Mary Kenny: 'I saw some ghastly dumps while searching for new home'

The clutter that goes with moving home is a metaphor of life - and death

Mary Kenny, writer and author. Photo: Tony Gavin
Mary Kenny, writer and author. Photo: Tony Gavin
Mary Kenny

Mary Kenny

All of life's experiences come to an end, eventually, and I knew that one day I'd be booted out of the adorable, if somewhat ramshackle, Georgian flat that I have rented in Dublin's Kildare Street since 1996. The rent hadn't increased for 20 years - it had remained just under €800 monthly - although, on the other hand, there were structural faults with the apartment which mightn't have passed muster with Health and Safety: doors didn't close properly, there was an actual hole in the bathroom floor, the radiators hadn't worked for ages, and maintenance and repairs seemed scanty.
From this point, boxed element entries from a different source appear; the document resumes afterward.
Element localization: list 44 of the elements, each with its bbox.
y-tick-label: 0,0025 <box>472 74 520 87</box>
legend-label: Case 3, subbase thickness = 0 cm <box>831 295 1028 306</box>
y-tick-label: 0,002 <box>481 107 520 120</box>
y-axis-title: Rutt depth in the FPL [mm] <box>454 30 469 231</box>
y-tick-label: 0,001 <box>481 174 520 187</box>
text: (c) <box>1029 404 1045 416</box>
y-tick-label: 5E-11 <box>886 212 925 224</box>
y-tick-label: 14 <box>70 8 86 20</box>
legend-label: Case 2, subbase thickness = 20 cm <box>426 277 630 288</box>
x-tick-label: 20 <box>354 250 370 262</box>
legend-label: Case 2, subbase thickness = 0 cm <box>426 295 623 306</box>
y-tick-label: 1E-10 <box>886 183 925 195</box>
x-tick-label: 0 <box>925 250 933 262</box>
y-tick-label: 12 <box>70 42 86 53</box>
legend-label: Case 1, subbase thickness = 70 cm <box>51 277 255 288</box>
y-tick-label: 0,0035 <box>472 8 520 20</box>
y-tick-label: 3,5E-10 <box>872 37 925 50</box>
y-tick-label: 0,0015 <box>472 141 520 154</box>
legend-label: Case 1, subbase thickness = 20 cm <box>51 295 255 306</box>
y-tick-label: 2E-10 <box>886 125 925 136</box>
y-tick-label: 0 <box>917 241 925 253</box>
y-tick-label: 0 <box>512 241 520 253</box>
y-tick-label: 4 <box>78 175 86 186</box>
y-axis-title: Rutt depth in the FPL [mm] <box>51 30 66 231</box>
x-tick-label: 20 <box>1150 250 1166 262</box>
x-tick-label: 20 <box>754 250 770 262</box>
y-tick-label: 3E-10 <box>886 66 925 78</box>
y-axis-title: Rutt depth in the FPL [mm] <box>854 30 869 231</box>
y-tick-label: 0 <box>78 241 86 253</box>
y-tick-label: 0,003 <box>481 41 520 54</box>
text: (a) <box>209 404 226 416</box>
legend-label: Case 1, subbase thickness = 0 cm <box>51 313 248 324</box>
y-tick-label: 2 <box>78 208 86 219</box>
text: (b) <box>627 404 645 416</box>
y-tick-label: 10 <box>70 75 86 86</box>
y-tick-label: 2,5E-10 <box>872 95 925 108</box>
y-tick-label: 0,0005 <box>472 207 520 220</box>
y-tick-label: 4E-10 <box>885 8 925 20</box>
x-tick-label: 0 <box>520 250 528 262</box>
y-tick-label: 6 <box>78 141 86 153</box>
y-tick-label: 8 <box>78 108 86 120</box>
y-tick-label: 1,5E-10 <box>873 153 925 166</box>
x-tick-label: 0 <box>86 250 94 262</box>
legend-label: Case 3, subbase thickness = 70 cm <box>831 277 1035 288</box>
Yet I was only there for about a week each month, and I love slightly rackety artists' garrets, last relics of the Vie de Bohème of the old literary Dublin so well described by John Ryan in Remembering Where We Stood.

Visitors who came to the Kildare Street flat would survey the higgledy-piggledy scene of books, papers, photographs, mementoes and knick-knacks and exclaim, "It's so YOU, Mary!"